Labor and Delivery Nurses, as well as all other nurses, will likely see a growth of around 12 percent over the next decade.

This growth is due to the baby boomer population retiring so that more job openings are available for new and incoming Labor and Delivery Nurses.

Also, advancements in technology have increased the necessity of nurses, especially in high-intensity areas like Labor and Delivery.

Education Duration

Education Duration: 4+ Years

It may take some time to become a Labor and Delivery Nurse, as the average Bachelor’s degree in nursing takes about four years to finish.

After earning a Bachelor’s degree, many Labor and Delivery nurses earn a certificate to become Certified in their field.

A certification course can vary, depending on where you enroll.

Some courses can take six weeks, while others depend on how much education you have.

All in all, it can take about four to five years to become a Labor and Delivery Nurse.

Personal Skills Needed

Personal Skills Needed

Labor and the birthing process can be scary and a whole new world for many women out there today.

A great Labor and Delivery Nurse will help pregnant women in their most vulnerable moments, so they must have certain qualities.

The qualities that make a great Labor and Delivery Nurse are:

  • Empathy
  • Assertiveness
  • Leadership skills
  • Communication skills
  • Ability to work as a team
  • Ability to manage stress levels
  • Sense of urgency
  • Time management skills
  • Nursing skills
  • Compassion
  • Multitasking skills
  • Attention to detail

Frequently Asked Questions

Q. What is the average salary of a Labor and Delivery Nurse?

Most Labor and Delivery Nurses in the United States can expect a yearly salary of around $77,000.

New Labor and Delivery Nurses with little experience should see a salary of around $52,000 a year, to begin with.

After many years of experience and even a certification, it’s possible to earn over $100,000 a year as a Labor and Delivery Nurse.

For the highest salaries, working in hospitals in areas with large populations is the best choice.

Q. How long does it take to become a Labor and Delivery Nurse?

On average, it takes about four years to earn the education to become a nurse, but it also takes a couple of years of experience to learn the ropes to becoming a Labor and Delivery Nurse.

Earning a Bachelor’s degree is the safest bet when looking to pursue a career as a Registered Nurse.

A Bachelor’s degree takes about four years to finish and often requires an internship or hands-on work experience.

Once you gain employment as a Registered Nurse, you’ll need to work in the Labor and Delivery unit to gain experience.

After about one and a half to two years of experience, you can become certified as a Labor and Delivery Nurse.

So, it takes about 4-6 years to become a Labor and Delivery Nurse.

Q. What does a Labor and Delivery Nurse do?

There may be different roles for a Labor and Delivery Nurse depending on the patient.

Some women don’t want any help during their delivery process, and others want all the help they can get.

A Labor and Delivery Nurse is there to help women give birth to their babies.

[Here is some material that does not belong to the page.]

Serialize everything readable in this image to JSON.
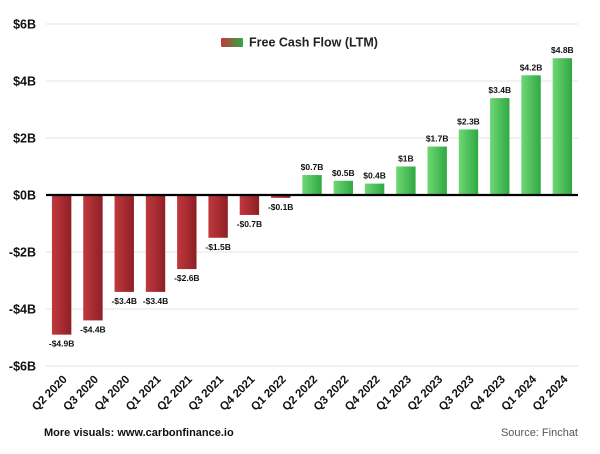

They can do that by providing her with medication, checking the baby’s heartbeat, and monitoring the labor process.

Labor and Delivery Nurses also help during delivery and after delivery as well.

Q. Is there a demand for Labor and Delivery Nurses?

Nurses will likely always be needed, especially Labor and Delivery Nurses because people are born every day!

Along with all other nursing jobs, Labor and Delivery Nurse opportunities should rise around 12 percent over the next ten years.

That’s quite a bit faster than many other careers in the medical field.

If you are looking to gain a career as a Labor and Delivery Nurse, it is probably the best time to do so.

Q. How much does it cost to become a Labor and Delivery Nurse?

The average Bachelor’s degree in the United States costs about $25,000 to earn.

Some universities are a little more expensive, anywhere from $35,000 to $45,000.

There are community colleges and public universities that can cut down on cost, but not by much, at around $20,000.

The cost of your education depends on the type of university you attend, and how many years it takes you to complete the degree.

It costs anywhere from $20,000 to $50,000 to become a Labor and Delivery Nurse.